Les émissions de particules fines PM10 dépasseront encore les plafonds européens en 2030, en particulier dans les grandes métropoles comme Paris, Milan ou Varsovie, selon une étude publiée le 13 février dans la revue Atmospheric Chemistry and Physics. Preuve des limites de l’actuelle législation de l’UE.

 

Réalisée par dix chercheurs européens, dont Bertrand Bessagnet de l’Institut national de l’environnement et des risques (Ineris), cette nouvelle étude propose des estimations de concentrations de particules PM10 en 2030. Si ce type de modélisation n’est pas nouveau, sa cible a changé, s’intéressant surtout à des stations urbaines problématiques plutôt qu’à des moyennes nationales.

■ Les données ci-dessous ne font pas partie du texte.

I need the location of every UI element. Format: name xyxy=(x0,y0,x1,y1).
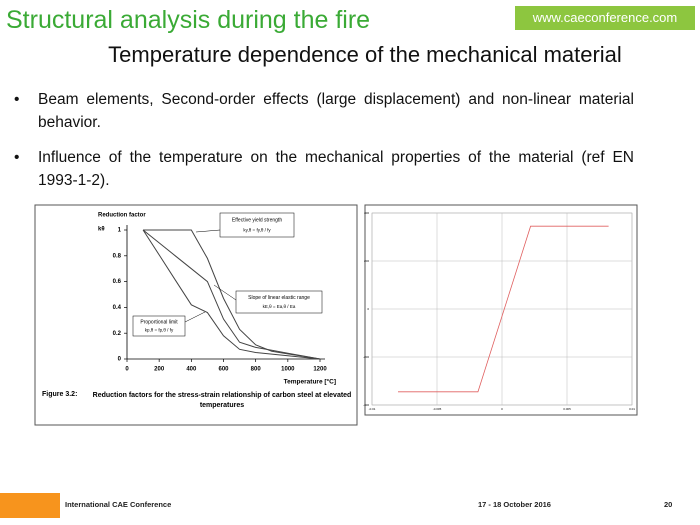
annotation-box xyxy=(235,290,323,314)
x-tick-label: 0.005 xyxy=(563,407,571,411)
leader-line xyxy=(213,284,237,301)
x-tick-label: 0 xyxy=(501,407,503,411)
series-line xyxy=(142,229,321,360)
y-tick-label: -400 xyxy=(363,403,369,407)
figure-frame xyxy=(34,204,358,426)
y-axis-symbol: kθ xyxy=(98,227,105,233)
y-tick-label: 0.4 xyxy=(113,305,122,311)
x-tick-label: 1200 xyxy=(313,367,327,373)
legend-formula: ky,θ = fy,θ / fy xyxy=(243,227,271,232)
caption: Reduction factors for the stress-strain … xyxy=(92,392,352,409)
y-tick-label: 0.6 xyxy=(113,279,122,285)
bullet-item: • Beam elements, Second-order effects (la… xyxy=(14,88,634,134)
footer-accent xyxy=(0,493,60,518)
legend-label: Slope of linear elastic range xyxy=(248,295,310,301)
legend-label: Proportional limit xyxy=(140,319,178,325)
y-tick-label: 0.8 xyxy=(113,253,122,259)
x-tick-label: 1000 xyxy=(281,367,295,373)
x-tick-label: -0.005 xyxy=(433,407,442,411)
page-number: 20 xyxy=(664,500,673,509)
x-tick-label: -0.01 xyxy=(369,407,376,411)
y-tick-label: 1 xyxy=(118,228,122,234)
bullet-text: Beam elements, Second-order effects (lar… xyxy=(38,91,634,131)
y-tick-label: 0 xyxy=(367,307,369,311)
website-badge[interactable]: www.caeconference.com xyxy=(515,6,695,30)
slide-title: Structural analysis during the fire xyxy=(6,6,371,34)
bullet-item: • Influence of the temperature on the mec… xyxy=(14,146,634,192)
y-tick-label: 0.2 xyxy=(113,331,122,337)
y-tick-label: 200 xyxy=(364,259,369,263)
bullet-text: Influence of the temperature on the mech… xyxy=(38,149,634,189)
figure-frame xyxy=(364,204,638,416)
x-tick-label: 200 xyxy=(154,367,165,373)
slide-subtitle: Temperature dependence of the mechanical… xyxy=(108,42,622,67)
y-tick-label: 0 xyxy=(118,357,122,363)
annotation-box xyxy=(219,212,295,238)
caption-number: Figure 3.2: xyxy=(42,391,78,398)
leader-line xyxy=(184,311,206,323)
series-line xyxy=(142,229,321,360)
x-tick-label: 0.01 xyxy=(629,407,635,411)
y-tick-label: -200 xyxy=(363,355,369,359)
x-tick-label: 0 xyxy=(125,367,129,373)
legend-formula: kp,θ = fp,θ / fy xyxy=(145,328,174,333)
annotation-box xyxy=(132,315,186,337)
x-tick-label: 600 xyxy=(218,367,229,373)
footer-date: 17 - 18 October 2016 xyxy=(478,500,551,509)
legend-label: Effective yield strength xyxy=(232,218,282,224)
y-tick-label: 400 xyxy=(364,211,369,215)
series-line xyxy=(143,229,321,360)
x-tick-label: 400 xyxy=(186,367,197,373)
y-axis-label: Reduction factor xyxy=(98,213,146,219)
legend-formula: kE,θ = Ea,θ / Ea xyxy=(263,304,296,309)
x-axis-label: Temperature [°C] xyxy=(284,378,336,386)
leader-line xyxy=(195,229,221,233)
series-line xyxy=(398,225,609,393)
footer-conference: International CAE Conference xyxy=(65,500,172,509)
x-tick-label: 800 xyxy=(251,367,262,373)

Au total, les chercheurs ont sélectionné 1.870 stations de mesure européennes et ont effectué leurs projections à partir des concentrations observées en 2009.

 

Résultat: la population des grandes métropoles européennes et de certaines zones d’Europe centrale et orientale, comme le sud de la Pologne, peut s’attendre à ce que les plafonds d’émission de PM10 soient dépassés en 2030. Ce qui sera lourd de conséquences sur les crises d’asthme, les maladies cardiovasculaires et respiratoires. La pollution aux particules est déjà responsable de 400.000 morts prématurés par an selon une étude l’Agence européenne de l’environnement (AEE) de 2011.

Si la composition chimique et la provenance géographique de ces particules varient fortement d’un endroit à l’autre, les PM10 émises localement proviennent toujours du trafic routier et de certains systèmes de chauffage domestique (au bois et au charbon).

 

Une nécessaire réforme

Pour rappel, la directive de 2008 sur la qualité de l’air limite à 35 le nombre de dépassements annuels du plafond européen sur les concentrations de PM10 (50 microgrammes par mètre cube en moyenne journalière). Elle plafonne aussi à 40 mg/m3 la concentration moyenne sur l’année. Des seuils régulièrement dépassés par la plupart des pays de l’UE, dont l’Hexagone.

Pour réduire de façon significative les concentrations de PM10, il est donc urgent de réformer la législation actuelle sur la qualité de l’air. Un défi d’autant plus grand que la révision du paquet européen, proposée le 18 décembre 2013 par Bruxelles, a été supprimé de l’agenda 2015 par la nouvelle Commission.

 

Le chemin d’une pollution réduite

En septembre dernier, l’Ineris avait déjà présenté une étude sur les effets de cette nouvelle proposition législative attendus en 2030, montrant que les nouveaux plafonds d’émission seraient dépassés dans plusieurs régions françaises, dont l’Ile-de-France, le Nord-Pas-de-Calais, l’Alsace, Rhône-Alpes, ou Provence-Alpes-Côte d’Azur. Pour être efficaces, les politiques de réduction de la pollution atmosphérique doivent donc être complétées au niveau régional.

Les chercheurs se sont d’ailleurs intéressés aux effets d’un scénario volontariste. Résultat: si toutes les technologies disponibles pour réduire la pollution aux particules étaient mises en place en Europe, 99% des stations de mesure rentreraient dans les clous de la législation européenne en 2030, estiment les scientifiques.